Professional burnout is a growing epidemic with symptoms affecting over 500,000 US physicians at any given time and carries significant adverse consequences for physician mental health, health care value, quality of care, and patient safety. There is an urgent need to develop reliable methods to proactively identify work environments at high risk for physician burnout, and tailor process improvements accordingly. The objective of this proposal is to develop and validate a real-time prediction model that uses operational data in primary care practices to identify high-risk clinics for physician burnout, enabling timely and tailored process improvements. The central hypothesis is that routinely-collected electronic health record (EHR) usage metrics coupled with practice-specific metrics can predict physicians? risk for burnout and inform process improvement. The rationale for the proposed research is that early identification of high-risk clinics will allow organizations to tailor interventions to those clinics before burnout and its individual or health system consequences arise. This would be an innovative approach that prevents burnout rather than reacting to it. This project capitalizes on routinely-collect data from Stanford primary care clinics to create a database encompassing EHR usage metrics and practice-specific metrics.
The specific aims are:
Aim 1 : Develop a prediction model to quantify risk for physician burnout. The working hypothesis is that real-time metrics of practice efficiency tracked by the EHR and other practice-specific metrics can predict physician burnout using a machine learning approach.

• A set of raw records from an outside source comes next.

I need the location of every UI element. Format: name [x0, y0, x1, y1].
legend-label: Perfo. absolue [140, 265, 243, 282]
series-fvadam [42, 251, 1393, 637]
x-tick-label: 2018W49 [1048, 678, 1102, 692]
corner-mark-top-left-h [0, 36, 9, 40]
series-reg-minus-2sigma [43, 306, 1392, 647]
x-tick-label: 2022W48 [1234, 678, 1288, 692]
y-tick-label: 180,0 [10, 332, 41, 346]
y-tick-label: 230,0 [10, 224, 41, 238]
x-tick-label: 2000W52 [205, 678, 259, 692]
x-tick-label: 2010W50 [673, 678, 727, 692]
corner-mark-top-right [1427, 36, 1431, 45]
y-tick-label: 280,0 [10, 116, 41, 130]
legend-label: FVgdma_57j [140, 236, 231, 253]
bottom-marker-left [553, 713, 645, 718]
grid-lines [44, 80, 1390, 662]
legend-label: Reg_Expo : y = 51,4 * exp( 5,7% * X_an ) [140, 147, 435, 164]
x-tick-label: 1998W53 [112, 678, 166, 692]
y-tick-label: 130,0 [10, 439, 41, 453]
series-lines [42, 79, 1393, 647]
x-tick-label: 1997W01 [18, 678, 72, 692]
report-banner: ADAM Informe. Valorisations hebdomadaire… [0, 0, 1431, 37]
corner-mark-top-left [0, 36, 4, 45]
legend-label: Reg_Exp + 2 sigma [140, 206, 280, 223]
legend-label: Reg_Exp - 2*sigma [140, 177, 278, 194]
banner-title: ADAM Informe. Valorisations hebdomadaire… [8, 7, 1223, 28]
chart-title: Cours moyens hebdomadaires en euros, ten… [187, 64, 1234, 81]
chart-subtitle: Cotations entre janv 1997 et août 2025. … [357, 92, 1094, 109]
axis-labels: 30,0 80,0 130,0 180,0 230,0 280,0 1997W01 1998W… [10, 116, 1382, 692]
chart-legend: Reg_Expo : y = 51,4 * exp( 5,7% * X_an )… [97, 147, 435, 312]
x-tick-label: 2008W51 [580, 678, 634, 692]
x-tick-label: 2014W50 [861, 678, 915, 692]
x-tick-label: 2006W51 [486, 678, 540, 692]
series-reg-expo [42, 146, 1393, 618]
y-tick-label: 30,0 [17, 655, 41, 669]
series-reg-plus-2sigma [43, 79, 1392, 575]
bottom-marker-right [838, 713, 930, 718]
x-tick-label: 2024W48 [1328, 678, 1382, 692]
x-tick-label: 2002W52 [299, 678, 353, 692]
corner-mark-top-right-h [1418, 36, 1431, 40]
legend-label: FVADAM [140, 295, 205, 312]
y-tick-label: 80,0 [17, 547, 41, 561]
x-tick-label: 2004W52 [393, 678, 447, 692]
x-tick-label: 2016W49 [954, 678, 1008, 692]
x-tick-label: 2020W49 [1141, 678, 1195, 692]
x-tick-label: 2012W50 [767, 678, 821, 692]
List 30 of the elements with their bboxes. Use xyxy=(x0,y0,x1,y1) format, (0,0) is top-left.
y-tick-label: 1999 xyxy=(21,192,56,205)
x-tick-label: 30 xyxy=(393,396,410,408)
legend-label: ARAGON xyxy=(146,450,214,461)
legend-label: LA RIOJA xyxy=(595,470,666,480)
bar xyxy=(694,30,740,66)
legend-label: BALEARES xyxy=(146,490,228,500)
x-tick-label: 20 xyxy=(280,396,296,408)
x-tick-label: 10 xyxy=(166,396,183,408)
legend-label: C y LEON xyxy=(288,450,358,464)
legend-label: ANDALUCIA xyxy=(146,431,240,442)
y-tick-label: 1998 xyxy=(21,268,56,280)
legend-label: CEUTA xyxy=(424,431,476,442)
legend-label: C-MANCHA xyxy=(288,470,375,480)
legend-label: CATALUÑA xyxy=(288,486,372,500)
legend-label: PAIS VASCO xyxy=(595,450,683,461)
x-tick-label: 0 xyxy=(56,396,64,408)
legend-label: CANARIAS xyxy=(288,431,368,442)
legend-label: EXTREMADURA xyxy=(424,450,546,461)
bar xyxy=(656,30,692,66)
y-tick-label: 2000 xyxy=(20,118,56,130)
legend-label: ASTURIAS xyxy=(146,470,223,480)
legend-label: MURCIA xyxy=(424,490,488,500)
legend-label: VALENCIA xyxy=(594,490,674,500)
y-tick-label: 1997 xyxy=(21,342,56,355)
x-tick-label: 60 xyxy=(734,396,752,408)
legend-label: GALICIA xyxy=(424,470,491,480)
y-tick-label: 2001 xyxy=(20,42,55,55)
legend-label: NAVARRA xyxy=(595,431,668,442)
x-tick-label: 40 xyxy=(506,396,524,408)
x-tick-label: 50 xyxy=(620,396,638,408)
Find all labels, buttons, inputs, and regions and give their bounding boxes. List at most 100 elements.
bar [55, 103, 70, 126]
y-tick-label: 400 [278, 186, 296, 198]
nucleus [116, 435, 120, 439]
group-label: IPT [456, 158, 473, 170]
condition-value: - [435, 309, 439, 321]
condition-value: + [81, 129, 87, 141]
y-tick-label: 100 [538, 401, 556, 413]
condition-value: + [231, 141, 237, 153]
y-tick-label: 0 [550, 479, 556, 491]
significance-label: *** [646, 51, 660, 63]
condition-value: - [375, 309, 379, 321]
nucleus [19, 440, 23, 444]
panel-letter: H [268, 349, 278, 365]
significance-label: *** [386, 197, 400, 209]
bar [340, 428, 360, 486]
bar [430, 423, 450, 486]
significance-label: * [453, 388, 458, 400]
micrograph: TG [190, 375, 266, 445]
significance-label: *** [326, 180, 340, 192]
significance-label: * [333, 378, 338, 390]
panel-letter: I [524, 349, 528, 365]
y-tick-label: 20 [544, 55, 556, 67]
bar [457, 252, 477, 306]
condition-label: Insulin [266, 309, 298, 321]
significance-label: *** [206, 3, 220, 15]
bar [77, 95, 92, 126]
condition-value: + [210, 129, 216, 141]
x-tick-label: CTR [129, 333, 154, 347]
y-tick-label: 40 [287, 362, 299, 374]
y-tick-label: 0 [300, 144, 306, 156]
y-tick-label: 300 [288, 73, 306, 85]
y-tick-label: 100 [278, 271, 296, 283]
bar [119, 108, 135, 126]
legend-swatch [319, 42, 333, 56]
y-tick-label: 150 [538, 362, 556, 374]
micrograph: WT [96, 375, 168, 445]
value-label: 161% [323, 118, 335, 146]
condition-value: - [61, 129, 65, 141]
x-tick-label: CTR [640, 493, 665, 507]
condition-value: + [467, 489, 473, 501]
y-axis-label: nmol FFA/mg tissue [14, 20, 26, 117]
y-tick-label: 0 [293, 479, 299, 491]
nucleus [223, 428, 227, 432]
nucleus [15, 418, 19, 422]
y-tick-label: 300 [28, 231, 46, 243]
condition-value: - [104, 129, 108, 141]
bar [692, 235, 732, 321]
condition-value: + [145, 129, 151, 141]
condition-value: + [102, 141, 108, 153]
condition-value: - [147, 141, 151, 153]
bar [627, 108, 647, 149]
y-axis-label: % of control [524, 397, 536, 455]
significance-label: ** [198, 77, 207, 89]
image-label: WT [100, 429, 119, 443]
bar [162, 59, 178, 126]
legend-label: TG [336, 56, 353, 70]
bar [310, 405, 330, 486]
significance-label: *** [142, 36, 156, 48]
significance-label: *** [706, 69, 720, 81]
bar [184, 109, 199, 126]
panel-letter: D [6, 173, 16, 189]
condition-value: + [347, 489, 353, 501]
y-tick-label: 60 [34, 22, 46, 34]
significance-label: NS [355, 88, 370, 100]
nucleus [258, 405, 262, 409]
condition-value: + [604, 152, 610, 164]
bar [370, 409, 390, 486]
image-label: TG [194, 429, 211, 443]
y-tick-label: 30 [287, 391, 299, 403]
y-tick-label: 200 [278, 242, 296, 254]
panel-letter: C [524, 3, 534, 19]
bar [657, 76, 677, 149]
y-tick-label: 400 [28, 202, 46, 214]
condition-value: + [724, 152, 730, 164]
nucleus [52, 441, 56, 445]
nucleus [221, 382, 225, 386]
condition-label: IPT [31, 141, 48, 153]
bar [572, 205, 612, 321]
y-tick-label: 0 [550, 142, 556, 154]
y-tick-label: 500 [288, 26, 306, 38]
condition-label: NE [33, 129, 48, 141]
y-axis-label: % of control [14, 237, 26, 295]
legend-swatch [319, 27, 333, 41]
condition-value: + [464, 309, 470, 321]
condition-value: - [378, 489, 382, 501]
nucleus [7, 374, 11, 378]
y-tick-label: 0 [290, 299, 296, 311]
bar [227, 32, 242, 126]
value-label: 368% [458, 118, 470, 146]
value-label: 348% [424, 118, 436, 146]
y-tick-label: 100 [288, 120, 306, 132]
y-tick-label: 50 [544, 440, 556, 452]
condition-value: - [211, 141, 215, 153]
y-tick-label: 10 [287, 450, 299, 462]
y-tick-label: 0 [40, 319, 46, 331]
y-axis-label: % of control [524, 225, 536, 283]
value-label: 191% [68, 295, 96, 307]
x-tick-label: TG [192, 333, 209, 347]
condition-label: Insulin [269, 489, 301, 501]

Aim 2 : Refine the prediction model using qualitative methods. The working hypothesis is that qualitative assessment will inform refinements to the prediction model created in Aim 1, and will demonstrate the face validity of the model.
Aim 3 : Validate the use of the prediction model to identify high-risk clinics. The working hypothesis is that quality of care metrics will demonstrate the concurrent validity, that subsequent routinely administered burnout surveys will demonstrate the predictive validity of the prediction model created in Aims 1 and 2, when aggregated at the clinic level. This proposal is significant because physician burnout is a growing problem with important implications for patient safety. It is also innovative in deploying machine learning and mixed methods to identify physicians at increased risk for burnout which will enable testing interventions to reverse this trend. In combination with formal training in quantitative and qualitative methods, expert mentorship, and participation in selected scholarly activities at Stanford, the experience gained through this project will facilitate progress toward a long-term goal to become an academic leader advancing evidence-based reform of the health care delivery system to optimize human factors that improve quality and safety.
There is an urgent need to develop reliable methods to proactively identify and improve work environments with high risk for physician burnout, and doing so will have broad public health relevance by reducing risk for burnout and its negative effects on quality and safety of care. Addressing physician burnout in primary care carries relevance for AHRQ?s priority populations of women, children, the elderly, and low-income patients, who are particularly dependent on high quality primary care. This project will support AHRQ?s mission of producing evidence to make health care safer and higher quality by developing and validating a prediction model to identify high-risk primary care clinics for physician burnout in order to 1) inform resource allocation to clinics with the highest need, 2) tailor process improvements to reduce risk for burnout and poor quality of care, and 3) lay the groundwork for expanding this model to other high-risk practice settings and provider types.